Mas o estado brasileiro está anêmico. Isso porque o estado, sinto dizer, somos nós. A trivialidade entra em ação: dinheiro não se planta, não se colhe e não cai do céu. Diminuir tarifas é aumentar impostos. O prefeito Fernando Haddad informou que o aumento abaixo da inflação acumulada de dois anos acarretou um subsídio de 600 mi de reais aos cofres públicos. “Cofres públicos” é uma alusão eufemística ao nosso bolso, e não às gavetas lacradas do Banco Central. Manifestações em que o bramido é a redução de tarifas com ônus para “o estado” não passam de doses tóxicas automedicadas em um doente moribundo.  Bem vindos ao estado brasileiro assistencialista: obeso, inepto, deficiente, corrupto, canhestro, desjeitoso, inábil, estavanado e desastrado. Contribuir para a morbidez desse governo não alivia em nada a austeridade da vida no país, e sim o contrário. 

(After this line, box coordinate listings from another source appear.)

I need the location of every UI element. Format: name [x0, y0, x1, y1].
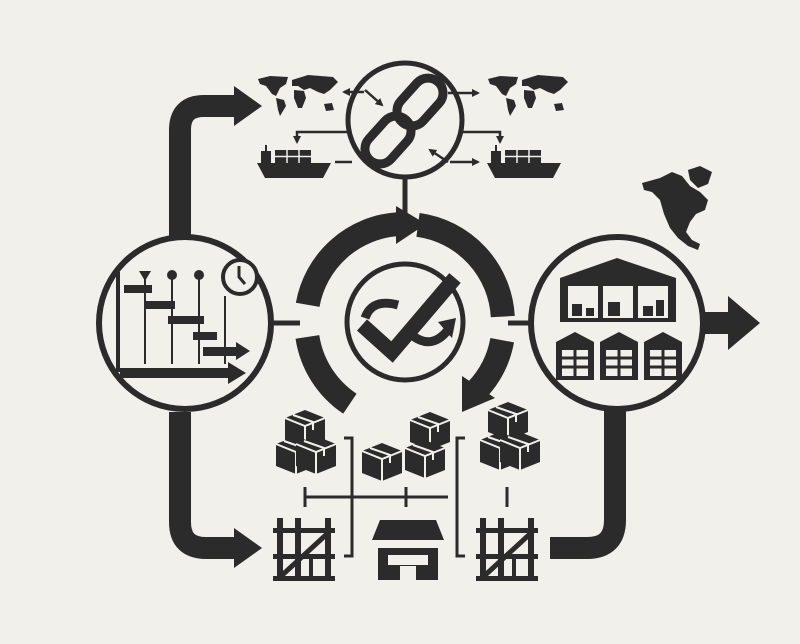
panel: center cycle — [307, 206, 503, 412]
icon: north america — [642, 166, 712, 250]
distribution network — [273, 402, 540, 581]
panel: planning gantt — [99, 237, 271, 409]
panel: warehouse — [531, 237, 703, 409]
arrow: right bottom flow — [550, 410, 615, 548]
arrow: left bottom flow — [180, 412, 262, 568]
arrow: left top flow — [180, 86, 262, 236]
panel: top chain link — [348, 63, 462, 177]
icon: world maps and ships — [257, 75, 568, 178]
arrow: right output — [700, 296, 760, 350]
connectors — [272, 178, 530, 323]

Ao que tudo indica, um grupo não foi rendido pela sensibilidade dos movimentos paulistanos, e optou pela racionalidade de soluções alternativas. Organizarão um protesto paralelo, cujo objetivo é conscientizar a população de outros mundos possíveis onde o transporte público poderia ter um preço justo e uma qualidade digna. Estarei lá. Recuso-me à vitimização do Largo da Batata, sublinho a conscientização do vão do Masp. Enquanto segunda-feira não chega, estarei em oração para que este movimento, movido pela razão, não se deteriore na bílis e no mimo da sensibilidade. 

Post Scriptum

Voltei para compartilhar o trecho de uma entrevista de Roger Scruton que diagnostica com precisão o que penso sobre os manifestos paulistas ocorridos até agora.

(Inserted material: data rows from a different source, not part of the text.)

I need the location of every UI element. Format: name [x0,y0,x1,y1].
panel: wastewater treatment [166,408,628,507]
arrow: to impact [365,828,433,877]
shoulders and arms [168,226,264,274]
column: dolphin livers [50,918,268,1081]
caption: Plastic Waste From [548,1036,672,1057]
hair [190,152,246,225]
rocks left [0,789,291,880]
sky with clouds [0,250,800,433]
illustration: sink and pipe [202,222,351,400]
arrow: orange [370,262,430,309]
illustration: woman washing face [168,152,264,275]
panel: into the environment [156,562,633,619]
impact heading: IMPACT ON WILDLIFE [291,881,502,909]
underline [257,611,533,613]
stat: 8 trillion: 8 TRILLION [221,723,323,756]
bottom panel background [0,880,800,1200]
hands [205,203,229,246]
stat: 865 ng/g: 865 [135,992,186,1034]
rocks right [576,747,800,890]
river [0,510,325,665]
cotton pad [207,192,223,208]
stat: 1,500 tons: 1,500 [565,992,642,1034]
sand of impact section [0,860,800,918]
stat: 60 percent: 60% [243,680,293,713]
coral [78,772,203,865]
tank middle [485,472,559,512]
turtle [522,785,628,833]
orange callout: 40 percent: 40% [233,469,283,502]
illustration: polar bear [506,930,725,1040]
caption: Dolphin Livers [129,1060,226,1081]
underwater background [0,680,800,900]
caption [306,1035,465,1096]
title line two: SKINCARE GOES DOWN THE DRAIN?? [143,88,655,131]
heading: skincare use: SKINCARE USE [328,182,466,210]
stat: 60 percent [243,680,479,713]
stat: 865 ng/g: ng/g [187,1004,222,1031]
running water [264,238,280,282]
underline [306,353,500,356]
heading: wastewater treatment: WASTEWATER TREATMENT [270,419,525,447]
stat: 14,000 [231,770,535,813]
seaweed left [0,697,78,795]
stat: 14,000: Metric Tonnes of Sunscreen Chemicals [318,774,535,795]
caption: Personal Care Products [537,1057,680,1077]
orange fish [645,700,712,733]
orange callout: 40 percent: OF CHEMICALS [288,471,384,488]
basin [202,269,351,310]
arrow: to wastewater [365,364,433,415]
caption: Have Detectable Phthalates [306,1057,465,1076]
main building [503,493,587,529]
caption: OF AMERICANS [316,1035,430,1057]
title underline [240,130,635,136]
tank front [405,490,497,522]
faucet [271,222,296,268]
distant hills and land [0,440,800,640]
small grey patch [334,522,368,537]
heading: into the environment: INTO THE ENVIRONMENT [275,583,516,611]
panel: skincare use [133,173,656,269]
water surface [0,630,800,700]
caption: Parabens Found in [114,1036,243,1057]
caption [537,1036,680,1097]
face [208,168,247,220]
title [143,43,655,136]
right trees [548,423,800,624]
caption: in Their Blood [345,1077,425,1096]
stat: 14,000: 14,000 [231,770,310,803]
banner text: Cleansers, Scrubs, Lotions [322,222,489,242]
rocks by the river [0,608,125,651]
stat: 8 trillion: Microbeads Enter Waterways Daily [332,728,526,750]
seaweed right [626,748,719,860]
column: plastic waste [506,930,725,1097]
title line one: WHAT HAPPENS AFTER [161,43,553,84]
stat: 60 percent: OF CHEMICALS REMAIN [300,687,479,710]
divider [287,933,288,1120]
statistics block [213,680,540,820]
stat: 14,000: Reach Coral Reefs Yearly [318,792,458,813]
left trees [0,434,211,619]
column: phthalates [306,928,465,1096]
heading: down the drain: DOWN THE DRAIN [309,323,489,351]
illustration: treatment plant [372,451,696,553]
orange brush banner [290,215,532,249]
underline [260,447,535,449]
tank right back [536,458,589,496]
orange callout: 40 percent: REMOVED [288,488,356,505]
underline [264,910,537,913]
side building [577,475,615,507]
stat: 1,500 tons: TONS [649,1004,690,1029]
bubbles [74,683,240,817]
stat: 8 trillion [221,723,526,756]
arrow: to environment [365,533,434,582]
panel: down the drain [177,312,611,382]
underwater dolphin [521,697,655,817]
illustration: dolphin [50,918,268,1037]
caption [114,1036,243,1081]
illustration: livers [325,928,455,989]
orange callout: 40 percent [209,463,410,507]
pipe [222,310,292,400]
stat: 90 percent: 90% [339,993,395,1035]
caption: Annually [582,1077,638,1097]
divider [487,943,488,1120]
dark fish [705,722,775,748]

APESAR DO COLAPSO DO COMUNISMO E DE OUTRAS TRAGÉDIAS SEMELHANTES, AS PESSOAS CONTINUAM AGARRADAS A CAUSAS UTÓPICAS. PORQUÊ?

SCRUTON - O pensamento utópico sobrevive porque não se trata realmente de uma ideia, mas de um substituto de uma ideia, algo que serve de alívio para a difícil – e geralmente depressiva – tarefa de ver as coisas como elas são realmente. É uma forma de vício, um curto-circuito que afasta os indivíduos da razão e do questionamento racional e efetivo. O pensamento utópico remete-nos diretamente para o objectivo, passando por cima da viabilidade do projeto. É fácil digeri-lo e incorporar o seu optimismo mal-intencionado e sem fundamento. O problema vem depois, quando a utopia termina em fiasco.